Em clara manifestação de apoio ao presidente do Tribunal de Justiça de Goiás (TJGO), desembargador Vítor Barboza Lenza, na defesa pela preservação do Fundo Especial de Reaparelhamento e Modernização do Poder Judiciário (Fundesp) cerca de 50 juízes goianos, inclusive de comarcas do interior, estiveram presentes na audiência pública, de iniciativa do deputado estadual Karlos Kabral, realizada nesta quarta-feira (29), na Comissão de Constituição e Justiça (CCJ) da Assembleia Legislativa de Goiás, para debate sobre o projeto de lei do governo estadual que propõe a repartição do fundo.


Incisivo em seu posicionamento, Lenza defendeu a continuidade da utilização de 100% dos recursos provenientes do Fundesp pelo Judiciário e estabeleceu um parâmetro entre as dificuldades enfrentadas pela Justiça estadual ao longo dos anos e a conquista obtida com a construção de novos fóruns ressaltando, dessa forma, a importância do fundo para sua reestruturação e reaparelhamento em todos os aspectos. “Tenho 40 anos de magistratura e presenciei a época em que a Justiça funcionava em estado de miséria. Quando fui juiz de Araguaína, ainda em início de carreira, tivemos que fazer uma espécie de puxadinho para montar o Tribunal do Júri e a telha, pela falta de verba, era de eternit, obrigando todos a trabalhar sob um calor quase insuportável que chegava a 40 graus. Na atualidade, após criação do Fundesp, o que temos é um Judiciário punjante, bem estruturado, com obras de qualidade e que tem condições de oferecer a população uma prestação jurisdicional eficiente”, frisou.

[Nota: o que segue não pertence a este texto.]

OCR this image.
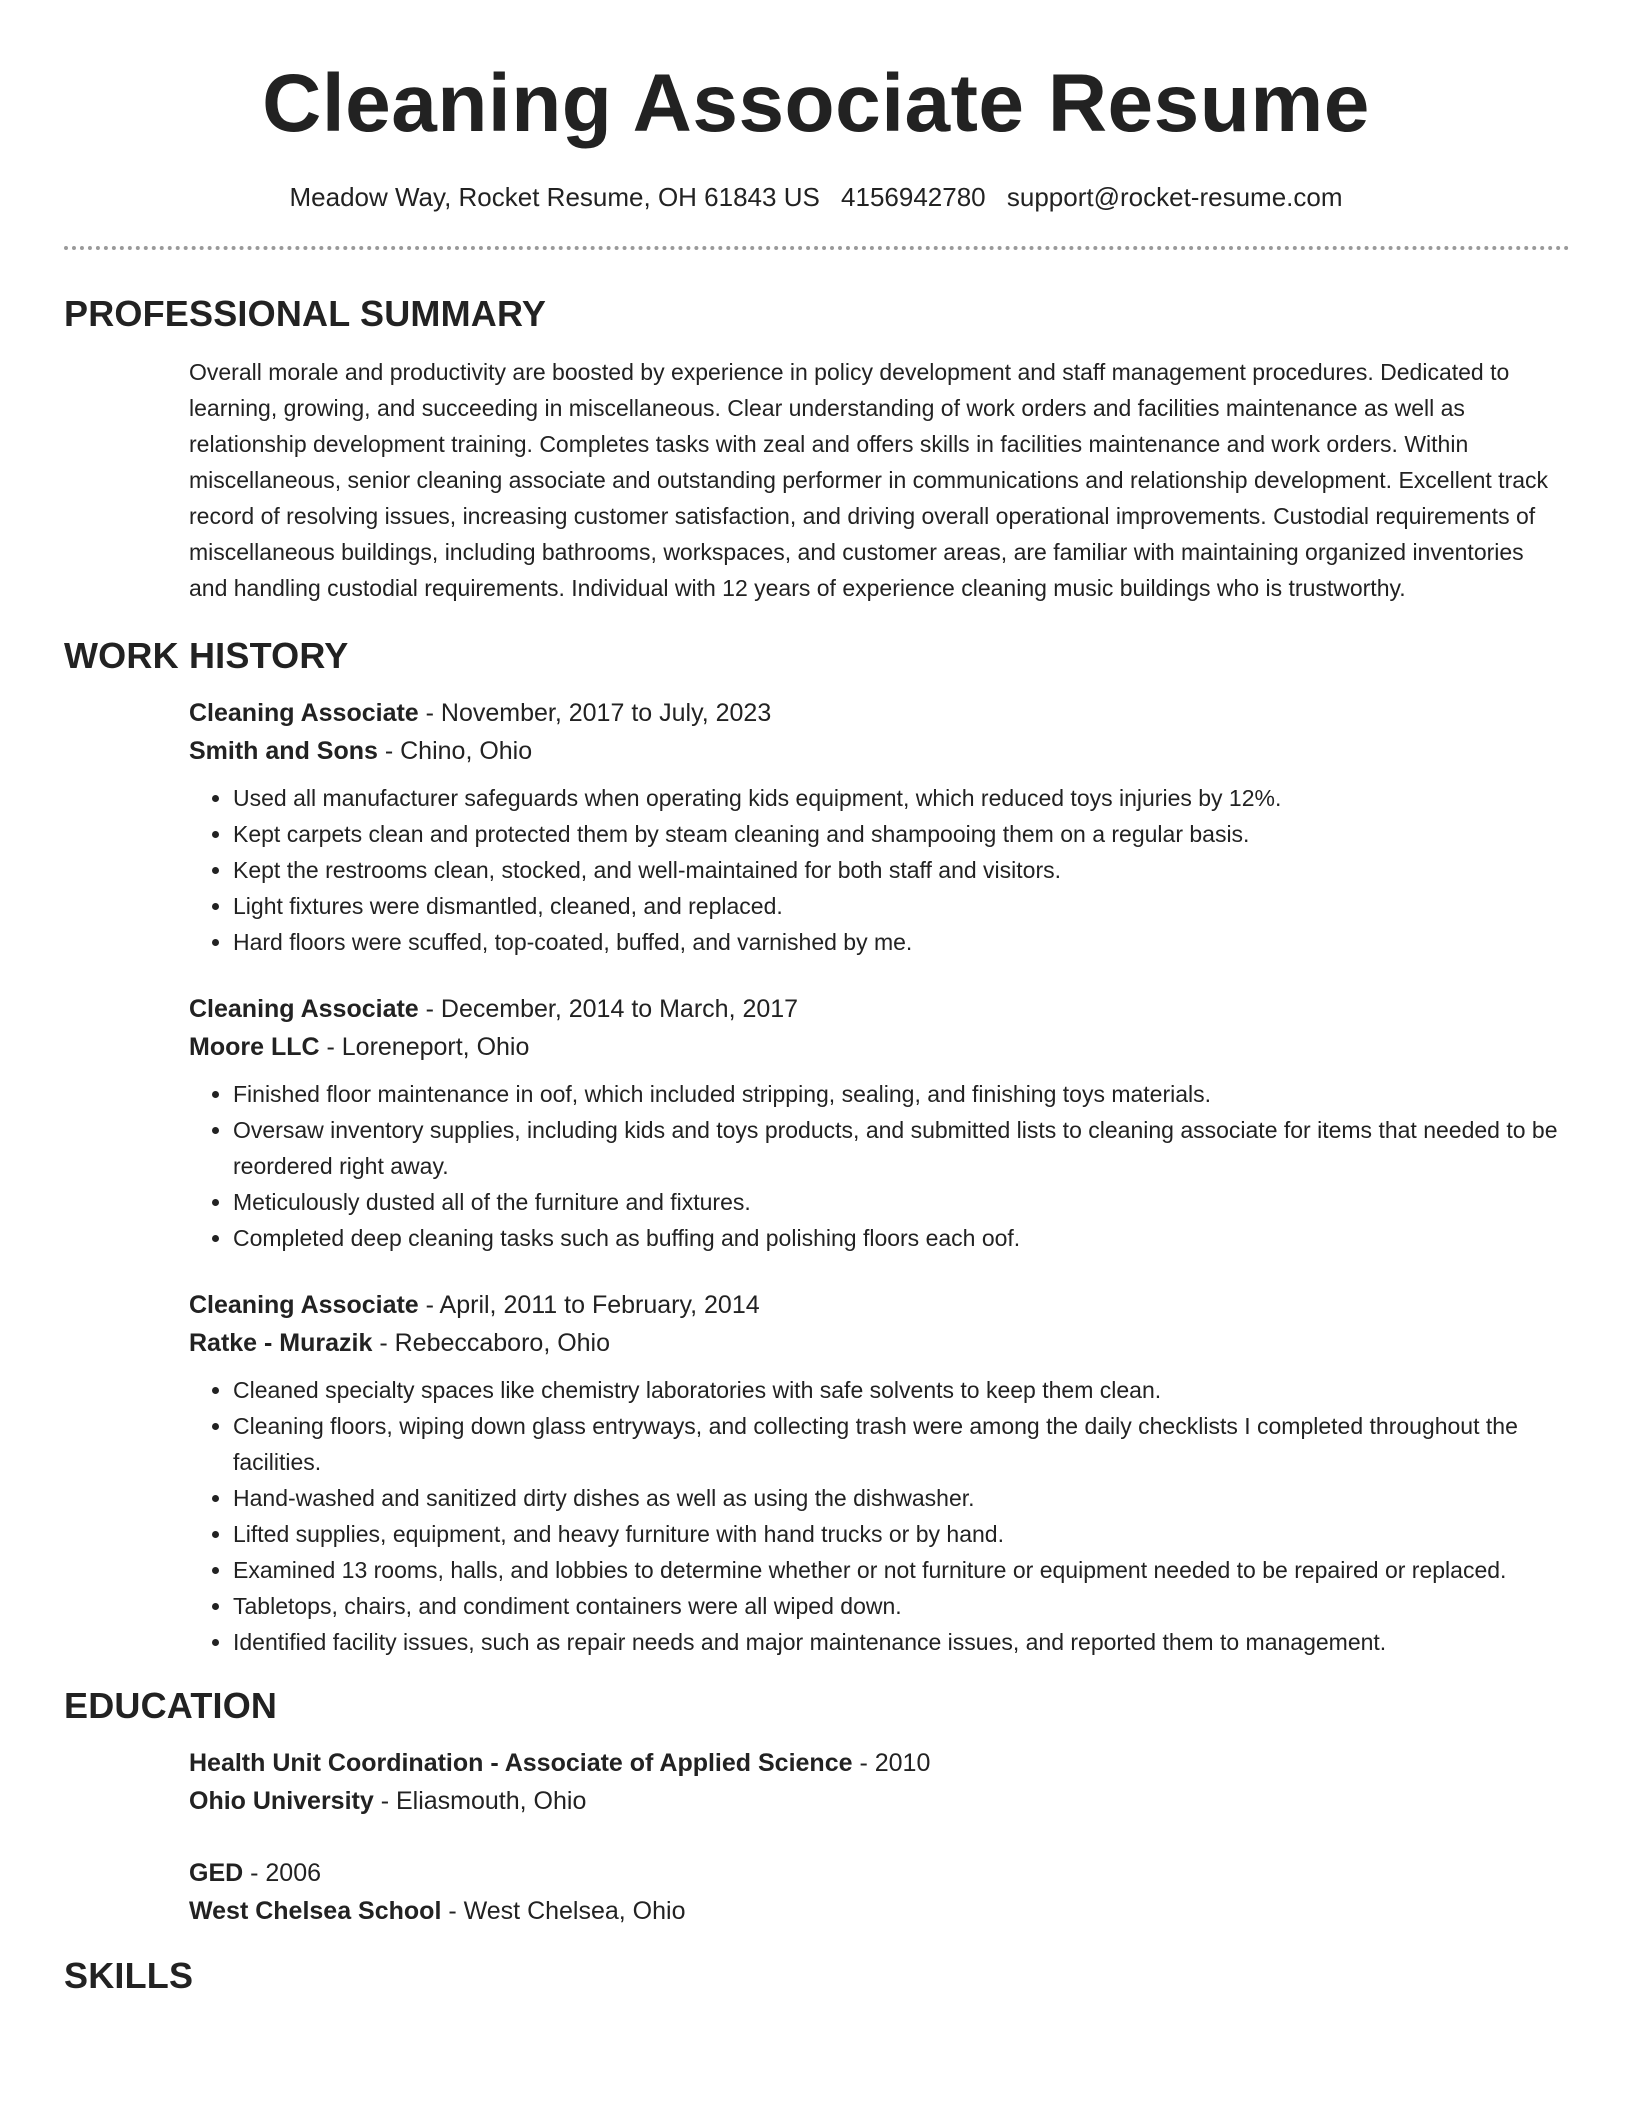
Cleaning Associate Resume
Meadow Way, Rocket Resume, OH 61843 US 4156942780 support@rocket-resume.com
PROFESSIONAL SUMMARY

Overall morale and productivity are boosted by experience in policy development and staff management procedures. Dedicated to learning, growing, and succeeding in miscellaneous. Clear understanding of work orders and facilities maintenance as well as relationship development training. Completes tasks with zeal and offers skills in facilities maintenance and work orders. Within miscellaneous, senior cleaning associate and outstanding performer in communications and relationship development. Excellent track record of resolving issues, increasing customer satisfaction, and driving overall operational improvements. Custodial requirements of miscellaneous buildings, including bathrooms, workspaces, and customer areas, are familiar with maintaining organized inventories and handling custodial requirements. Individual with 12 years of experience cleaning music buildings who is trustworthy.

WORK HISTORY
Cleaning Associate - November, 2017 to July, 2023
Smith and Sons - Chino, Ohio
• Used all manufacturer safeguards when operating kids equipment, which reduced toys injuries by 12%.
• Kept carpets clean and protected them by steam cleaning and shampooing them on a regular basis.
• Kept the restrooms clean, stocked, and well-maintained for both staff and visitors.
• Light fixtures were dismantled, cleaned, and replaced.
• Hard floors were scuffed, top-coated, buffed, and varnished by me.
Cleaning Associate - December, 2014 to March, 2017
Moore LLC - Loreneport, Ohio
• Finished floor maintenance in oof, which included stripping, sealing, and finishing toys materials.
• Oversaw inventory supplies, including kids and toys products, and submitted lists to cleaning associate for items that needed to be reordered right away.
• Meticulously dusted all of the furniture and fixtures.
• Completed deep cleaning tasks such as buffing and polishing floors each oof.
Cleaning Associate - April, 2011 to February, 2014
Ratke - Murazik - Rebeccaboro, Ohio
• Cleaned specialty spaces like chemistry laboratories with safe solvents to keep them clean.
• Cleaning floors, wiping down glass entryways, and collecting trash were among the daily checklists I completed throughout the facilities.
• Hand-washed and sanitized dirty dishes as well as using the dishwasher.
• Lifted supplies, equipment, and heavy furniture with hand trucks or by hand.
• Examined 13 rooms, halls, and lobbies to determine whether or not furniture or equipment needed to be repaired or replaced.
• Tabletops, chairs, and condiment containers were all wiped down.
• Identified facility issues, such as repair needs and major maintenance issues, and reported them to management.
EDUCATION
Health Unit Coordination - Associate of Applied Science - 2010
Ohio University - Eliasmouth, Ohio
GED - 2006
West Chelsea School - West Chelsea, Ohio
SKILLS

A posição alcançada no cenário nacional pelo Tribunal goiano, segundo o presidente do TJGO, só foi possível graças ao bom gerenciamento dos recursos do Fundesp ao contrário do que tem acontecido com o Executivo. “Gerimos o Judiciário como se fosse nossa própria casa, com todo o cuidado e responsabilidade que merece. Embora tenha uma relação respeitosa com todos os poderes e grande respeito pelo governador Marconi Perillo, não podemos ser penalizados pela inércia do Executivo que deixou voltar R$ 50 milhões para o governo federal. Quem saiu ganhando foi o Estado do Piauí, que estava cheio de projetos e acabou ficando com esse dinheiro”, destacou.


Ele lembrou ainda que a construção do novo fórum cível de Goiânia, projetado para abrigar 60 varas, mas que inicialmente contemplará 48, sanando, assim, graves problemas enfrentados por juízes, servidores e jurisdicionados com o atual prédio da Justiça como falta de espaço físico, filas nos elevadores, entre outros, em razão do crescimento da demanda, só será possível com a venda da folha de pagamento do Judiciário, cujo edital já está em elaboração. “Até 2013 queremos que todos os fóruns desse estado tenham sedes próprias. Mas para isso precisamos do fundo”, defendeu.


Despesas básicas


Ao apontar as despesas do Judiciário, Lenza explicou que somente para a manutenção do atuais fóruns (Fenelon Teodoro Reis) e o novo fórum cível o gasto é de quase R$ 12 milhões, R$ 3,7 milhões e R$ 8 milhões, respectivamente. Somadas àqueles de entrância intermediária (R$ 5.950.000,00) e inicial (R$ 12.600.000,00), além da creche do Poder Judiciário (R$ 300 mil), o impacto é de R$ 30.550.000,00. As maiores despesas, pagas com os recursos do Fundesp, de acordo com o presidente do TJGO, são relativas, por exemplo, ao pagamento dos estagiários, que sofrerão cortes, caso o projeto seja aprovado na Assembleia. “Apenas com os estagiários gastamos R$ 11,5 milhões. Sinto profundamente se tiver que tomar essa medida, pois tenho a convicção de que estaremos deixando de contribuir para a formação de futuras lideranças e profissionais de destaque em Goiás, além de oferecer uma oportunidade para aqueles mais carentes. Mas se o projeto for aprovado não teremos outra alternativa”, lamentou.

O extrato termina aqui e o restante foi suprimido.